Park, Duk;Ryu, Ji Yeong;Cho, Gyu Chong;You, Ji Young
Journal of Trauma and Injury
/
v.20
no.2
/
pp.115-118
/
2007
Purpose: A eutectic mixture of local anesthetics (EMLA$^{(R)}$) cream has been used as a topical anesthetic to reduce the pain of procedures penetrating the skin. It is generally applied for 40 to 60 minutes before the painful procedure. Because of the long application period, EMLA$^{(R)}$ is not useful in the emergency department (ED). The purpose of this study was to determine whether a 20-minute application of 9.6% lidocaine would be useful in reducing the pain of routine peripheral intravenous cannulation in the ED. Methods: We examined 27 male and 19 female patients ages over 18 years of age who required intravenous cannula insertion.
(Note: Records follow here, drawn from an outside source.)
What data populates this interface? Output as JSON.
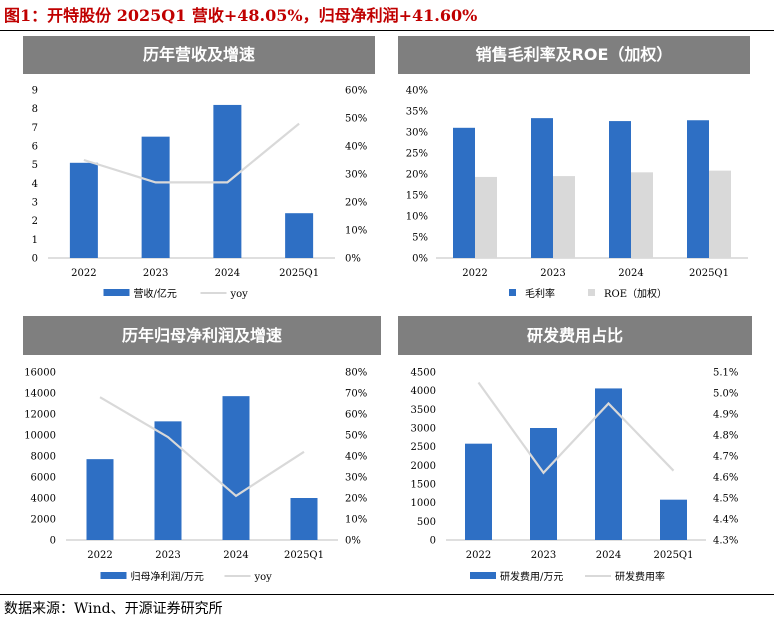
{
  "figure": {
    "title": "图1：开特股份 2025Q1 营收+48.05%，归母净利润+41.60%",
    "source": "数据来源：Wind、开源证券研究所",
    "title_color": "#c00000",
    "bar_color": "#2e6fc4",
    "bar_color_secondary": "#d9d9d9",
    "line_color": "#d9d9d9",
    "banner_color": "#7f7f7f"
  },
  "chart_data": [
    {
      "id": "revenue",
      "panel_title": "历年营收及增速",
      "type": "bar",
      "categories": [
        "2022",
        "2023",
        "2024",
        "2025Q1"
      ],
      "series": [
        {
          "name": "营收/亿元",
          "kind": "bar",
          "axis": "left",
          "values": [
            5.1,
            6.5,
            8.2,
            2.4
          ]
        },
        {
          "name": "yoy",
          "kind": "line",
          "axis": "right",
          "values": [
            0.35,
            0.27,
            0.27,
            0.48
          ]
        }
      ],
      "ylim": [
        0,
        9
      ],
      "yticks": [
        0,
        1,
        2,
        3,
        4,
        5,
        6,
        7,
        8,
        9
      ],
      "y2lim": [
        0,
        0.6
      ],
      "y2ticks": [
        "0%",
        "10%",
        "20%",
        "30%",
        "40%",
        "50%",
        "60%"
      ]
    },
    {
      "id": "margin",
      "panel_title": "销售毛利率及ROE（加权）",
      "type": "bar",
      "categories": [
        "2022",
        "2023",
        "2024",
        "2025Q1"
      ],
      "series": [
        {
          "name": "毛利率",
          "kind": "bar",
          "axis": "left",
          "values": [
            0.31,
            0.333,
            0.326,
            0.328
          ]
        },
        {
          "name": "ROE（加权）",
          "kind": "bar",
          "axis": "left",
          "values": [
            0.193,
            0.195,
            0.204,
            0.208
          ]
        }
      ],
      "ylim": [
        0,
        0.4
      ],
      "yticks": [
        "0%",
        "5%",
        "10%",
        "15%",
        "20%",
        "25%",
        "30%",
        "35%",
        "40%"
      ]
    },
    {
      "id": "netprofit",
      "panel_title": "历年归母净利润及增速",
      "type": "bar",
      "categories": [
        "2022",
        "2023",
        "2024",
        "2025Q1"
      ],
      "series": [
        {
          "name": "归母净利润/万元",
          "kind": "bar",
          "axis": "left",
          "values": [
            7700,
            11300,
            13700,
            4000
          ]
        },
        {
          "name": "yoy",
          "kind": "line",
          "axis": "right",
          "values": [
            0.68,
            0.49,
            0.21,
            0.42
          ]
        }
      ],
      "ylim": [
        0,
        16000
      ],
      "yticks": [
        0,
        2000,
        4000,
        6000,
        8000,
        10000,
        12000,
        14000,
        16000
      ],
      "y2lim": [
        0,
        0.8
      ],
      "y2ticks": [
        "0%",
        "10%",
        "20%",
        "30%",
        "40%",
        "50%",
        "60%",
        "70%",
        "80%"
      ]
    },
    {
      "id": "rd",
      "panel_title": "研发费用占比",
      "type": "bar",
      "categories": [
        "2022",
        "2023",
        "2024",
        "2025Q1"
      ],
      "series": [
        {
          "name": "研发费用/万元",
          "kind": "bar",
          "axis": "left",
          "values": [
            2580,
            3000,
            4060,
            1080
          ]
        },
        {
          "name": "研发费用率",
          "kind": "line",
          "axis": "right",
          "values": [
            0.0505,
            0.0462,
            0.0495,
            0.0463
          ]
        }
      ],
      "ylim": [
        0,
        4500
      ],
      "yticks": [
        0,
        500,
        1000,
        1500,
        2000,
        2500,
        3000,
        3500,
        4000,
        4500
      ],
      "y2lim": [
        0.043,
        0.051
      ],
      "y2ticks": [
        "4.3%",
        "4.4%",
        "4.5%",
        "4.6%",
        "4.7%",
        "4.8%",
        "4.9%",
        "5.0%",
        "5.1%"
      ]
    }
  ]
}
Intravenous insertion was performed on 46 patients: 24 patients in the placebo group (mean age: 40.0 years) and 22 in the 9.6% lidocaine group (mean age: 37.6 years). The 9.6% lidocaine or placebo gel was applied and covered with an occlusive dressing for 20 minutes. Pain was scored by the patients using a 0- to 10-cm visual analogue scale. Results: The patients in the 9.6% lidocaine group (mean pain score: 3.4) experienced less pain than those in the placebo group (mean: 5.3), and the difference was statistically significant (p=0.029). Conclusion: We concluded that a 20-minute application of 9.6% lidocaine is safe and effective for reducing pain associated with venipuncture.